El hijo

20 f, 17

 

El segmento de plata

Por Manuel Montes Cleries         

        m.montescleries@telefonica.net

                                                                   Málaga 20 de julio de 2017

EL HIJO

        Los telediarios están llenos de malas noticias. Los programas que se cubren bajo el nombre general de “realitys” reflejan cada día lo peor de nuestra sociedad.

 

Por ello me he empeñado, con más voluntad que éxito, en resaltar las circunstancias agradables y edificantes con las que me voy encontrando a lo largo de mí deambular por el mundo. Hoy les voy a hablar de un hijo.

 

Es vecino mío, cuarentón largo, vive solo con su madre, viuda desde hace años cuya mente anda flotando entre la demencia senil y el Alzheimer. Se trata de una familia que no tiene hijas. Un póquer de varones con muchas obligaciones, que han delegado en el que es objeto de mi atención, que está soltero,  para que cuide de la madre.

 

Desde mi atalaya puedo otear sus movimientos medidos. El mimo con el que, al atardecer, la lleva a la playa y la sienta en un banco durante un buen rato. Cómo, posteriormente, la instala en la puerta de su casa y le pone una mesita con la cena. A eso de las diez de la noche, la lleva hacia adentro, le enciende la televisión a todo trapo y así, un día tras otro.

 

Gente corriente… o no. El otro día se armó un alboroto con la llegada a su casa de un par de ambulancias llenas de sanitarios ataviados con monos rojos. La madre había tenido un desmayo. Reanimación, cuidados adecuados y a seguir la rutina. El hijo me miró con una sonrisa agradecida mientras levantaba el pulgar como signo de éxito.
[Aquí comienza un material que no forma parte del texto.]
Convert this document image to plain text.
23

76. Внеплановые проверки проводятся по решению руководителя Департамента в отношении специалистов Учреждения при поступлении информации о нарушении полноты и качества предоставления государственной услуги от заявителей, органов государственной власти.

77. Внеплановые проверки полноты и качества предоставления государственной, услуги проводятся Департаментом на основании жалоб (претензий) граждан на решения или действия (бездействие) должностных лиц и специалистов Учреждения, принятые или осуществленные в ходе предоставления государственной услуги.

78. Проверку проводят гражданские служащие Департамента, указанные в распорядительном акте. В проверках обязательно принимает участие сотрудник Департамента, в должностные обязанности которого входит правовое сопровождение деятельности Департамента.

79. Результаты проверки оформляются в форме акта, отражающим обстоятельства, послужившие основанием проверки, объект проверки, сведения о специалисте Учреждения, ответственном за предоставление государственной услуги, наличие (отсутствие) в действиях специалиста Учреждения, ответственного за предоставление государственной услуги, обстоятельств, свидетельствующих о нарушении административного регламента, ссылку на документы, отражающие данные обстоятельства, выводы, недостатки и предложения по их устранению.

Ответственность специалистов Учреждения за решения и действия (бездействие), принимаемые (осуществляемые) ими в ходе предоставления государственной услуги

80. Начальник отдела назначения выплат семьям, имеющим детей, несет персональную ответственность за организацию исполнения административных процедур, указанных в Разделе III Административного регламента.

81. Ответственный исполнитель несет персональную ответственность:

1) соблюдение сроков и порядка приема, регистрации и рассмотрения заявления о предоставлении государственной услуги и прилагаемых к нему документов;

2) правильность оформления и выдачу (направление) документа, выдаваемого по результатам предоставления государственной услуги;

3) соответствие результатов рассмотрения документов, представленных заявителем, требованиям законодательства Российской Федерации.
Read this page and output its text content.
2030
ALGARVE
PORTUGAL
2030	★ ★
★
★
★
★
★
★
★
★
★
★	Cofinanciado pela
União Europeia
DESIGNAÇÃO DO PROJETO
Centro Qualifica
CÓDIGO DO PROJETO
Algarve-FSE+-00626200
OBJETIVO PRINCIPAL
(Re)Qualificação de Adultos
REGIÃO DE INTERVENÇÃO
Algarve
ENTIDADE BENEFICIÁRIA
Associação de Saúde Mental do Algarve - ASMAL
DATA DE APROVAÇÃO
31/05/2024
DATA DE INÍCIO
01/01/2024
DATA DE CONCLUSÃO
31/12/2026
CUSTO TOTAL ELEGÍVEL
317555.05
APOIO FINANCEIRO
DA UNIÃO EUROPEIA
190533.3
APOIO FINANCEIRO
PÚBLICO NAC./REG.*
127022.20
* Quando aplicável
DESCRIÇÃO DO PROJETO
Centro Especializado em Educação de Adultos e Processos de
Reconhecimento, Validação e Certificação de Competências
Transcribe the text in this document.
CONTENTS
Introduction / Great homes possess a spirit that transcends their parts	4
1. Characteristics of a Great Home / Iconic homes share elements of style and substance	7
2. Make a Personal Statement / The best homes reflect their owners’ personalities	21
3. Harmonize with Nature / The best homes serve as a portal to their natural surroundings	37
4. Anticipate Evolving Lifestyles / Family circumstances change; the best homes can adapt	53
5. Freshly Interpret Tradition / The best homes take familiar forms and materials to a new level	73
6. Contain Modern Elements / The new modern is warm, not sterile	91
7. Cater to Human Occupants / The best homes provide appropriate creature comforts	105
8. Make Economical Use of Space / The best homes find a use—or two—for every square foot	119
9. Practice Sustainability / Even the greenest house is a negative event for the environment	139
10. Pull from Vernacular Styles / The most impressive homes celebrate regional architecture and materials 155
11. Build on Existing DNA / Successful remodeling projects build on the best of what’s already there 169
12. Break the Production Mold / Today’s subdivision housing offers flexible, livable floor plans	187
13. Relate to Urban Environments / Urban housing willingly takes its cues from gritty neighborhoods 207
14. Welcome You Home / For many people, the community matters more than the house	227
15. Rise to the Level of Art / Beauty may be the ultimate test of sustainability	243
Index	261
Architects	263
Gente corriente. De la que no va a Telecinco a vivir de sus vergüenzas.

 

Decía el Papa Francisco: “Un pueblo que no custodia a los abuelos, un pueblo que no respeta a los abuelos, no tiene futuro, porque no tiene memoria, ha perdido la memoria”.  “Los que cuidan a los mayores con amor, colaboran al bien de la sociedad”. “No podemos pasar por alto en felicitar a todas las personas que realizan una honorable labor en dedicarse al cuidado de los ancianos en todos los ambientes, sea en sus hogares, casas de retiros u hospitales”.

 

      Nada más que añadir. Voto a mi vecino Jorge para hijo del año.